The question that must now be asked is whether America needs to relinquish these freedoms and balance in order to effectively prevent terrorist attack? It is now well-documented that American intelligence agencies had warned the President in early August 2001 that Osama bin Laden was seeking to hijack aircraft. That same summer, FBI agents were frantically signaling specific concerns to their superiors regarding potential al Qaeda terrorists at local flight schools. Based on these reports and more, we know that the CIA and FBI had the tools necessary to detect, and possibly prevent, the September 11 attacks. Despite assertions to the contrary, it was the mismanagement of available intelligence — not the Bill of Rights — that prevented the administration from protecting us.

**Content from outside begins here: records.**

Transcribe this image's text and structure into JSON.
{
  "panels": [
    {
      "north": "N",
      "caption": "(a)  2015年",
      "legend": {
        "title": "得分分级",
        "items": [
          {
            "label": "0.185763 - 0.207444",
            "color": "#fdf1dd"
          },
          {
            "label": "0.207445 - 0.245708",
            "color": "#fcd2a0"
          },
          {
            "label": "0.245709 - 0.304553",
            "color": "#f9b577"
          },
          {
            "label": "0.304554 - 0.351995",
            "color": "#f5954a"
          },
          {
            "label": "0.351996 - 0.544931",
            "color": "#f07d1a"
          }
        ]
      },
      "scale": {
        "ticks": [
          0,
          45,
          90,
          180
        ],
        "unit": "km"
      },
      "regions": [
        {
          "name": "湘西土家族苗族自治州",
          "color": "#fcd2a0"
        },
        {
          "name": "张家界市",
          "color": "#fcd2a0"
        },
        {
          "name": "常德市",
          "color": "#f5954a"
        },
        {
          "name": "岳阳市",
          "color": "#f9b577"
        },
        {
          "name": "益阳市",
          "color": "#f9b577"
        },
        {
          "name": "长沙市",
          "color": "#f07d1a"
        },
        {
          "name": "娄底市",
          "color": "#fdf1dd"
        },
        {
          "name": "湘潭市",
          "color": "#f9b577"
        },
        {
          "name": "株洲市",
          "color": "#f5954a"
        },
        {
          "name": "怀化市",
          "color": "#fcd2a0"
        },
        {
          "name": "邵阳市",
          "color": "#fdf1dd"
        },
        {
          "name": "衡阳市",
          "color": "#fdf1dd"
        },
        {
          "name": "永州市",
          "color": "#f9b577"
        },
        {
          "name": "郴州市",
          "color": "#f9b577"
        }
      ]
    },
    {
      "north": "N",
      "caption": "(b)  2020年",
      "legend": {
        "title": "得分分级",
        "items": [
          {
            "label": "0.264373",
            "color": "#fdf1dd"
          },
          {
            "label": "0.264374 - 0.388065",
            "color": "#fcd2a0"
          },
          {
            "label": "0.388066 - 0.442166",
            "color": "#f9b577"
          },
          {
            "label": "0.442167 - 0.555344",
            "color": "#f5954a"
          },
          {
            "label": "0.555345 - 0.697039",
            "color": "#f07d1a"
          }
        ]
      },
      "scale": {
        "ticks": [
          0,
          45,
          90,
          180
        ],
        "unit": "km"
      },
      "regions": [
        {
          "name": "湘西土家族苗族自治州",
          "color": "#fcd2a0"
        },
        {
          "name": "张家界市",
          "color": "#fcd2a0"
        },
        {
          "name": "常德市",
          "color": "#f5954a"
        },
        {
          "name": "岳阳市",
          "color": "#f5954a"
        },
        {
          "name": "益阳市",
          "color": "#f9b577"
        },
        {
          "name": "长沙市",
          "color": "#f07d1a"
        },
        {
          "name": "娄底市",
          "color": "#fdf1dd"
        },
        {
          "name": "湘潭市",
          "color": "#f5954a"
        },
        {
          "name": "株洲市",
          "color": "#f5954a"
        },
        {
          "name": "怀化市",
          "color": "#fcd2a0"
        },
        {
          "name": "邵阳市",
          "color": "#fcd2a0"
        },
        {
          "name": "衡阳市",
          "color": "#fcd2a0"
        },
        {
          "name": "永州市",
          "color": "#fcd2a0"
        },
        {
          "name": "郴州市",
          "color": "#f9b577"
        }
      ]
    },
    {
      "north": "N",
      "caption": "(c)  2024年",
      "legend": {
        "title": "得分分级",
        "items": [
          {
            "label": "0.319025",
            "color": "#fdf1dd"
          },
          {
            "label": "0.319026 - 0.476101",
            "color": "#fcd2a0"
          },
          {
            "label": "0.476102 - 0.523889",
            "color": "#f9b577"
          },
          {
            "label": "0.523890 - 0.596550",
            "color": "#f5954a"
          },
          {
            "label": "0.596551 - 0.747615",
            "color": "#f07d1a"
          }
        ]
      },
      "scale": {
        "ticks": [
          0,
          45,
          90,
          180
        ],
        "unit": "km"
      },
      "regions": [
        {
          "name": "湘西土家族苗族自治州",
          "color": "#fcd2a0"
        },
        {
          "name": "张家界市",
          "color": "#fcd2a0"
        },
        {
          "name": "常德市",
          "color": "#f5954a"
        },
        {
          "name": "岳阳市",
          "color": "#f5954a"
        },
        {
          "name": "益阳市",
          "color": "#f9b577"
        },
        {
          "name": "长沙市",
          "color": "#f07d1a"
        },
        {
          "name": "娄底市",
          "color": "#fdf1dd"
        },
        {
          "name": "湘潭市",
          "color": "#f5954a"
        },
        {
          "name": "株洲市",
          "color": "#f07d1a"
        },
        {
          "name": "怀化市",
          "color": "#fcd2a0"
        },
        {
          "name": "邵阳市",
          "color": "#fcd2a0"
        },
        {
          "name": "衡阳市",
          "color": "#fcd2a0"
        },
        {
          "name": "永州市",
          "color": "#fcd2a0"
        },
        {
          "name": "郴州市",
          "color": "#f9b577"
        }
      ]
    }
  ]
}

In May 2002, Attorney General Ashcroft released his agents to actively monitor domestic political activities, an action that had previously been banned because of the anti-democratic abuses committed under its predecessor program, COINTELPRO. Soon afterward, a New York Times editorial correctly noted that the FBI again had “nearly unbridled power to poke into the affairs of anyone in the United States, even where there is no evidence of illegal activity,” and a recently revealed FBI memorandum confirms that they’re doing exactly that — even where there is “no information indicating that violent or terrorist activities are being planned.”

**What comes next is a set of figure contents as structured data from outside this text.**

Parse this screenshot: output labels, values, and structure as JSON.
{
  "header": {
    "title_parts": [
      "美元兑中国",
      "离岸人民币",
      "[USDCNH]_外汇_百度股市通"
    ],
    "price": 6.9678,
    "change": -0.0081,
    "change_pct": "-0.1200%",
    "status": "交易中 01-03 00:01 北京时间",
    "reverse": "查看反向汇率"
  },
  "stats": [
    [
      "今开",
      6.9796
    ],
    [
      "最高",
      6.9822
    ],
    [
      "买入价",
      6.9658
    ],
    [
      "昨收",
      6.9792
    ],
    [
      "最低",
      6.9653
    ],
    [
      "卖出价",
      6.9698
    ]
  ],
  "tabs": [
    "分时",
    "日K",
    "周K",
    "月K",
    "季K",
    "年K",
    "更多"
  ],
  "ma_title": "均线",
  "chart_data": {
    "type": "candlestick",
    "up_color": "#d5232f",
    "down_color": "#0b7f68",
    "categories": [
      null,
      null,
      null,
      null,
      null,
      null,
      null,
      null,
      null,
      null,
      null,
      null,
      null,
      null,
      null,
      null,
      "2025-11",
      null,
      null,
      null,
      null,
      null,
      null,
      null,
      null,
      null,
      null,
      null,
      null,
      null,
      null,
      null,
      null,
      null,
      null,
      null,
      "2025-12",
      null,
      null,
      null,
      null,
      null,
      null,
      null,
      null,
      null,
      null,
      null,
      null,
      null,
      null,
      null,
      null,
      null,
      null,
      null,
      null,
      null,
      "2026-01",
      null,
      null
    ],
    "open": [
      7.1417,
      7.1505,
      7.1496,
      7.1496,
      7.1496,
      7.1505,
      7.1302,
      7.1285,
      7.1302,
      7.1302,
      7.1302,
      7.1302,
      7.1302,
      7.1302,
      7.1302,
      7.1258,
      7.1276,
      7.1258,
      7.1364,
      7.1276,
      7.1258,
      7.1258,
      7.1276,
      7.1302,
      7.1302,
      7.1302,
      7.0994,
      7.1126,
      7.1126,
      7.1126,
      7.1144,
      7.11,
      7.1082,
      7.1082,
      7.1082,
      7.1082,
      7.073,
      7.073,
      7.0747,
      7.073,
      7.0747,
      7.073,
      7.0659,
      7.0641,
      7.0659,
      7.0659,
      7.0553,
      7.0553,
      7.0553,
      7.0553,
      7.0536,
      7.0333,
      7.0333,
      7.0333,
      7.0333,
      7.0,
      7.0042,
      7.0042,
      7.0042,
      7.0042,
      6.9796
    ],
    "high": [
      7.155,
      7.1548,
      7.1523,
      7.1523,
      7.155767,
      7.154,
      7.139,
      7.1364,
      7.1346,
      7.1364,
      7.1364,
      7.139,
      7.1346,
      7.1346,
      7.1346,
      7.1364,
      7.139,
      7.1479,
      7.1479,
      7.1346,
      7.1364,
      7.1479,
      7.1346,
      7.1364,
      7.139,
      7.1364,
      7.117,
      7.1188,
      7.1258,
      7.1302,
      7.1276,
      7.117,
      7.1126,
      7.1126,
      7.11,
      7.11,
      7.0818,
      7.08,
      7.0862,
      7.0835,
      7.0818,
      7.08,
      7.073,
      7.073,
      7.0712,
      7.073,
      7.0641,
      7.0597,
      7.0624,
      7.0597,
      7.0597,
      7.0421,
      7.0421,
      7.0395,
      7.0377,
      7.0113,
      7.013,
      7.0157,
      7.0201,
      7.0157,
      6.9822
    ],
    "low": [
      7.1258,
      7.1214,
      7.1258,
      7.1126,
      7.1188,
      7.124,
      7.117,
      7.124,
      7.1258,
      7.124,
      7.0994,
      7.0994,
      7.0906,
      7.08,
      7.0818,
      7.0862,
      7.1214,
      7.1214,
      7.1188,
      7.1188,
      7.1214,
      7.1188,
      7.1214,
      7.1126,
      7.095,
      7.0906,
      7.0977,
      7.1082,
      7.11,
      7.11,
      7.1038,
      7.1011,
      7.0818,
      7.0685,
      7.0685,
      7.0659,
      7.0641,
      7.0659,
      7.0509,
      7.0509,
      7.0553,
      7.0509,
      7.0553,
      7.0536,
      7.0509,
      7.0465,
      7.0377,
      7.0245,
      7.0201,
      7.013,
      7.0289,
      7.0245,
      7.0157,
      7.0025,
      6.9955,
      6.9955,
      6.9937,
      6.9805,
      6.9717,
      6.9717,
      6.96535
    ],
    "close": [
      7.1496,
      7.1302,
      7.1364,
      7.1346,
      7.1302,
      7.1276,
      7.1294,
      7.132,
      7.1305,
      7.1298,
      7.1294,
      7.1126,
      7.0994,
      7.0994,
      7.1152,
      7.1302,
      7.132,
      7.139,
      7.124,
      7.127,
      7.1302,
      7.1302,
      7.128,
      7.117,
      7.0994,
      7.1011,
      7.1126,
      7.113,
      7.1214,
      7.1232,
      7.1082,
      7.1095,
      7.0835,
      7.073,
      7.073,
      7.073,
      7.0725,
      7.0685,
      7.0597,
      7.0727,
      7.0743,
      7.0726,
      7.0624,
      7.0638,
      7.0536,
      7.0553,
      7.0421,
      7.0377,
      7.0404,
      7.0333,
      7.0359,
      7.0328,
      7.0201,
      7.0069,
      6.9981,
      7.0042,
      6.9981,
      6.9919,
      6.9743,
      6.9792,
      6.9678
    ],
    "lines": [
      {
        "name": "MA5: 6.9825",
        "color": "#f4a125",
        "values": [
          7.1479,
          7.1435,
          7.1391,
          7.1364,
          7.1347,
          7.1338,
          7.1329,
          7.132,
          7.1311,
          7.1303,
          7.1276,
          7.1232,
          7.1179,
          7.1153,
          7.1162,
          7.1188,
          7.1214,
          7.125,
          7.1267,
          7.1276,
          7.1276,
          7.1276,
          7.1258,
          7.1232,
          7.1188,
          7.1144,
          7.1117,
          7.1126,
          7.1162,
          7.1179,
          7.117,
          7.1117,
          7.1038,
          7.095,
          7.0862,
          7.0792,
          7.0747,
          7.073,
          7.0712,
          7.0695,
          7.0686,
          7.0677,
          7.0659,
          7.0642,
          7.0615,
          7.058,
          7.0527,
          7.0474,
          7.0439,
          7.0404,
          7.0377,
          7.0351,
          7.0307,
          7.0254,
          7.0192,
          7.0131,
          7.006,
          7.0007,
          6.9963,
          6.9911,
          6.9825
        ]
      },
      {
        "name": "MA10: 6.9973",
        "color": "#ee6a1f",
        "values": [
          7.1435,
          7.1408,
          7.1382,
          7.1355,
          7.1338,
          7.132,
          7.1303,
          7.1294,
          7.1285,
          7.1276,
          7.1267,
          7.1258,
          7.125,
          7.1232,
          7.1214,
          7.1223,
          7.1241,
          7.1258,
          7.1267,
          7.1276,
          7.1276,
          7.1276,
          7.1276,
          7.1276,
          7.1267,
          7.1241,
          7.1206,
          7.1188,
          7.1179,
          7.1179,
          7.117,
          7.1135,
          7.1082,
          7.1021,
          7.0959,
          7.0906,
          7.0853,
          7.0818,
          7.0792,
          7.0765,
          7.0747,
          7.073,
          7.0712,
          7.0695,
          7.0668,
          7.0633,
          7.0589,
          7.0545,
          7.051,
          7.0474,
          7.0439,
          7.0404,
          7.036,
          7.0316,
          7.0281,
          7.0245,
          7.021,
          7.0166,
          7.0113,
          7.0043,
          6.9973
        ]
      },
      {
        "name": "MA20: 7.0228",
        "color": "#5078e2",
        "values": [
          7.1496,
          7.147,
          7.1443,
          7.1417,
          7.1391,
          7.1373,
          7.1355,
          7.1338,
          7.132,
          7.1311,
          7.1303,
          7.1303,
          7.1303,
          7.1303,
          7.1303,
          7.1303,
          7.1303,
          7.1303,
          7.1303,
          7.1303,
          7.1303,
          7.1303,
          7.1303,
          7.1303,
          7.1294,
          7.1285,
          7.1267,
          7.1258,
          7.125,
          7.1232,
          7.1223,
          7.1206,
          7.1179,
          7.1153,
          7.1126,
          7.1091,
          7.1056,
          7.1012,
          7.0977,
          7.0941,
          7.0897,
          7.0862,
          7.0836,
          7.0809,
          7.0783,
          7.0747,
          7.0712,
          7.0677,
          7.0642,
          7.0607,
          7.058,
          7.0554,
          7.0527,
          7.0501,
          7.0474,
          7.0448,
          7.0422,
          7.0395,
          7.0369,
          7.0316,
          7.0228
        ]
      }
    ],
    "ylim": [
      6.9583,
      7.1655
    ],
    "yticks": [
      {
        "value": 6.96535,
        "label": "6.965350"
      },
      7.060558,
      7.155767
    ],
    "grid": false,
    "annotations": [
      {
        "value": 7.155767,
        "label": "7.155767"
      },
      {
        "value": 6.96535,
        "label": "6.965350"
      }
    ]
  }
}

Those who dare to protest Bush administration policy now know that their lawful expressions may subject them to surveillance, and even earn their names a place on government anti-terrorism databases. Given the government’s past history of clandestine neutralization of dissenting individuals and organizations, the Bush administration’s record of obsessive secrecy and their newly granted powers to conduct surreptitious searches of dwellings, scour financial records, and intercept conversations — not to mention detain people and label them “terrorists,” Americans now know they should think twice before speaking out against the government. Just ask the law-abiding people of Colorado who simply testified in support of legislation, yet found their names had been turned over to the FBI’s Joint Terrorism Task Force by Denver Police, according to the May 16, 2003 Denver Post. Or the Des Moines peace activists who, the February 7, 2004 Des Moines Register reported, have been subpoenaed to a federal grand jury and ordered to produce records of membership lists, meeting agendas, and other similar documents. The subpoenas described the subject matter of the grand jury investigation only as a “possible violation of federal law.”
A recent investigation in Las Vegas is also illustrative. Authorities suspected that a strip club owner was using illegal means to thwart legislation in the city council that would prohibit patrons from touching lap dancers. Using PATRIOT Act provisions, the government obtained financial records of every city council member and some of their spouses. No terrorists were found lurking in the strip clubs. The lesson to be learned, however; is that any law susceptible to abuse in time will certainly be abused.
Before any part of it is extended, the PATRIOT Act should be carefully scrutinized, and all its grants of unchecked power to the Executive Branch should be repealed or allowed to expire.
The threat of terrorism is timeless; America’s Constitution and democracy are far less assured. To protect America, criminal defense lawyers must forever critically assess government efforts to prevent terrorism. We must sound the alarm whenever those extraordinary measures are abused. For if the essence of America is its Constitution, then it is those who defend the Constitution from unjustified attack — expecially in times of crises — that are America’s true patriots.
(Thank you to NACDL Past President Gerald Lefcourt for his thoughtful suggestions.)